The Morning Post [Greeting the Postman], by Robert Walker Macbeth R.A., R.W.S., R.E., R.I., R.O.I. (1848-1910). 1877. Watercolour on paper; 57/8 x 81/4 inches (14.8 x 20.8 cm). Collection of the Victoria and Albert Museum, accession no. P.52-1935.

The Morning Post was exhibited at the Society of Painters in Water Colour (Old Water-Colour Society) in 1877, no. 272. An etching of this subject was shown in in the Dudley Gallery's Black-and White Exhibition in 1878, no. 587. This work is in watercolour, a medium that Macbeth used successfully but less frequently than his Idyllist colleagues Walker, Pinwell, and North. The scene depicted is of a woman in a black dress with a white apron, likely the mother but possibly a servant, outside the front door of a large house who reaches for a letter delivered by a postman mounted on a grey horse. In the doorway of the house a group of five children are eagerly awaiting the news the letter brings. The season is winter with snow on the ground and the postman is warmly dressed against the cold. Large barren trees dominate the right of the composition. Through the ground floor storey window of the house a fire can be seen blazing at the hearth.

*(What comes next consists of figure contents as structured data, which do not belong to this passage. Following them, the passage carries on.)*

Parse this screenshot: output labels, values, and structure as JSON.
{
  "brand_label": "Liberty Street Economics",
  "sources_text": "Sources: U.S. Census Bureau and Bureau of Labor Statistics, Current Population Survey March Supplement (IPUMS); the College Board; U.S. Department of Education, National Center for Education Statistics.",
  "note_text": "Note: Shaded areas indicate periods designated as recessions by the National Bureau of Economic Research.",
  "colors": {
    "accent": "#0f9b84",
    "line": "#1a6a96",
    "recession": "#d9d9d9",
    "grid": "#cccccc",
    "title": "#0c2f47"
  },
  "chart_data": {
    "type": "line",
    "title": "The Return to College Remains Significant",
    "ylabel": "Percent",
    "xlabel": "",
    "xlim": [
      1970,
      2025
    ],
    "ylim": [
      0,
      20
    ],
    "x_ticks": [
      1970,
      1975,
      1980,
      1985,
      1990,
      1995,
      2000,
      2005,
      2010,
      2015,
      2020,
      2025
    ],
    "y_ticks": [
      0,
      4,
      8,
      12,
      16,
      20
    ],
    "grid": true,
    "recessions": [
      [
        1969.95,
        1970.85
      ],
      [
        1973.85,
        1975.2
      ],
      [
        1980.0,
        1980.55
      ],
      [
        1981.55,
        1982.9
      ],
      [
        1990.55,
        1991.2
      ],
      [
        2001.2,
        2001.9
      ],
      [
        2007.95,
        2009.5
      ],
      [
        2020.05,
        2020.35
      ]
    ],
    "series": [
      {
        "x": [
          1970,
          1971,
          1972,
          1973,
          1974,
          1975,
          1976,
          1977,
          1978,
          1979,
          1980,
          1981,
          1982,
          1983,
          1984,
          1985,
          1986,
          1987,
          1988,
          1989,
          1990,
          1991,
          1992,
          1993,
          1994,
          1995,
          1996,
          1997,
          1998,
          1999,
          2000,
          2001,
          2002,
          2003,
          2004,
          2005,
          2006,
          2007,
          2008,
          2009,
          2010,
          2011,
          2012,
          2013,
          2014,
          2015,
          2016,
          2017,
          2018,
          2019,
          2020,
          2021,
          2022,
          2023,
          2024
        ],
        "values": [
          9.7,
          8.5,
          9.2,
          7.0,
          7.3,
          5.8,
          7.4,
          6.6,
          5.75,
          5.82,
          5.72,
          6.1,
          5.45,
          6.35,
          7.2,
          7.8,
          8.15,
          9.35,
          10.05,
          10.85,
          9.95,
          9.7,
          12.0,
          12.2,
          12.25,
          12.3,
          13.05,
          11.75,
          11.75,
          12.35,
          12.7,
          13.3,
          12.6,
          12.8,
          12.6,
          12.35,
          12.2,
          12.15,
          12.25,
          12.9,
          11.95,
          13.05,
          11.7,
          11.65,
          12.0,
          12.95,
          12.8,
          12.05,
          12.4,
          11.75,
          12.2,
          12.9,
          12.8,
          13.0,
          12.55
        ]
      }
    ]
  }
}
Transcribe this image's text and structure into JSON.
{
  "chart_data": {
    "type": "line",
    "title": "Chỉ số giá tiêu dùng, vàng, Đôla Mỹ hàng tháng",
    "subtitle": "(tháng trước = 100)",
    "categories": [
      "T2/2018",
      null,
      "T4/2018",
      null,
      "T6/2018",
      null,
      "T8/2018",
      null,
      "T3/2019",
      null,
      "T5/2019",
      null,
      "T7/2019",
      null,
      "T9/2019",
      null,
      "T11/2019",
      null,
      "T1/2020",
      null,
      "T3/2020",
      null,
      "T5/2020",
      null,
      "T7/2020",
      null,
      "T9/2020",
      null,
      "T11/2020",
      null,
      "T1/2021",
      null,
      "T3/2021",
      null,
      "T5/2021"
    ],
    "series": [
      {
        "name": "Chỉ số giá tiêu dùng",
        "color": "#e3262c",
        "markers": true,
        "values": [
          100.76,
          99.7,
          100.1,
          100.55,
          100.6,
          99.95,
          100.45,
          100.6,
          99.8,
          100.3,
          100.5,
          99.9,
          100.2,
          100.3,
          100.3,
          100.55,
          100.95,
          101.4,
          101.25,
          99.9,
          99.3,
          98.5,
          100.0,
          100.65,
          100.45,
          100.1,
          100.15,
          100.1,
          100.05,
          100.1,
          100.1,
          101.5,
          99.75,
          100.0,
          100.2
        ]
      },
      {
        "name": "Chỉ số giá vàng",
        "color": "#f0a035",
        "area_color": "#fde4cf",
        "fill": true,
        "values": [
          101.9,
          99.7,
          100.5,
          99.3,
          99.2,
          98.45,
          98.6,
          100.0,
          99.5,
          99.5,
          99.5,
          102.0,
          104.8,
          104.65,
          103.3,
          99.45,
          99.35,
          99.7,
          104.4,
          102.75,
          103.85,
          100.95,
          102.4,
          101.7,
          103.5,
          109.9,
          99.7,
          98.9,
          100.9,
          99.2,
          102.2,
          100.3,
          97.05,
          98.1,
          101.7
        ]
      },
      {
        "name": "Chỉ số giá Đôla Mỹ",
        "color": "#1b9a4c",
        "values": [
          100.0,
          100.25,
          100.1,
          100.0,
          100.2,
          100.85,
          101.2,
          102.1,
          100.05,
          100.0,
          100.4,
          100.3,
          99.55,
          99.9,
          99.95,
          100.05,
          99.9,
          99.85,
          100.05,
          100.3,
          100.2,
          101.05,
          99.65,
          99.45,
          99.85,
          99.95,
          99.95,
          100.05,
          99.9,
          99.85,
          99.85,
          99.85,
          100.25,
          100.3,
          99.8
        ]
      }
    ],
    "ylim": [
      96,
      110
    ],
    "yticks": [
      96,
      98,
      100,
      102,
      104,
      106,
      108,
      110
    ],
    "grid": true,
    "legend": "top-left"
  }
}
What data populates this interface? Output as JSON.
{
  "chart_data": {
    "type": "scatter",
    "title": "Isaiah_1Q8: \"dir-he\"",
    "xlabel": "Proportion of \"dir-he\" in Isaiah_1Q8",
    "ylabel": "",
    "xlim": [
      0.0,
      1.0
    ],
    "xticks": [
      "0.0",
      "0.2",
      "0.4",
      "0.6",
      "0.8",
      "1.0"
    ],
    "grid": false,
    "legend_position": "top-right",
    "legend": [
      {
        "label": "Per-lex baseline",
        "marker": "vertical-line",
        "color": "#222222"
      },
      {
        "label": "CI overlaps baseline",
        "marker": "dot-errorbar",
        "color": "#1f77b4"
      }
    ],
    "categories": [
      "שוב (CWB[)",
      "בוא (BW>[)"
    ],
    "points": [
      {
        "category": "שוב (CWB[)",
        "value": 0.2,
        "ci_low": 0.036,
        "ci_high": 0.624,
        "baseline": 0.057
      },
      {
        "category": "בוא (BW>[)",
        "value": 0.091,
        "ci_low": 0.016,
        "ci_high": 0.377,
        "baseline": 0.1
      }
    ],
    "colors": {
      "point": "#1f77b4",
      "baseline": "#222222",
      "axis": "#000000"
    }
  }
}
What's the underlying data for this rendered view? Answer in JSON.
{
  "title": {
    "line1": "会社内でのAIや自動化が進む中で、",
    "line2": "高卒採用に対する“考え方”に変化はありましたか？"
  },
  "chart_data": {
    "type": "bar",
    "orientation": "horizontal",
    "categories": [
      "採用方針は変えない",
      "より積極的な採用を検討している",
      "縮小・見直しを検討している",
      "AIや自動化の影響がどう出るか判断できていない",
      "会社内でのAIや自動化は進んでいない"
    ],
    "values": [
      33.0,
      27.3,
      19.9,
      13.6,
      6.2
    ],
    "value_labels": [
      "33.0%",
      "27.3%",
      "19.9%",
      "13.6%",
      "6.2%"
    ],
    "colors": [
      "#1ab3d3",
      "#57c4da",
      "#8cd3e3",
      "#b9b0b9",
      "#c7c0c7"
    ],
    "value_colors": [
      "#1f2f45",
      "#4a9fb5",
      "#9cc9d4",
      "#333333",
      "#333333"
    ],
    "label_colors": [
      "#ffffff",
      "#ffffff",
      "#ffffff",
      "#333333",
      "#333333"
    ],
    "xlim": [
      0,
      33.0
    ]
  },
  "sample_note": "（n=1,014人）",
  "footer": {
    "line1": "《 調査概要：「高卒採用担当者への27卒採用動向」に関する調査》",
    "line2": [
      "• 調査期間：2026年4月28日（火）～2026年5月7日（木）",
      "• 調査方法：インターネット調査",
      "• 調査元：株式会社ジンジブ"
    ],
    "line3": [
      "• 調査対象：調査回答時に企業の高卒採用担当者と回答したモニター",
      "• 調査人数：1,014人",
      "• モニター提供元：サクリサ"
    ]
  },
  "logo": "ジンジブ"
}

The Morning Post [Greeting the Postman], detail The Morning Post [Greeting the Postman], detail

Closer views of the children at the door (left) and the young woman anxious for the letter (middle).

When the work was shown at the O.W.S. in 1877 a reviewer for The Architect complimented its colour: "R. W. Macbeth's Morning Post (272), an exquisite piece of colour, which we prefer to his more popular Ghost Story" (284). A wood engraving, similar to but simplified in its composition, and cut by William Harcourt Hooper, appeared as an illustration to "Miss Charlotte's Pride" in The Sunday Magazine, Christmas number, 1872, page 24. A working proof for this illustration is in the collection of the British Museum, registration no. 1912,1227.159. The illustration shows only the woman running to meet the mailman on horseback and omits the view of the children at the front door of the house.

Bibliography

"Exhibition of the Society of Painters in Water Colours, 1877." The Architect XVII (5 May 1877): 283-84.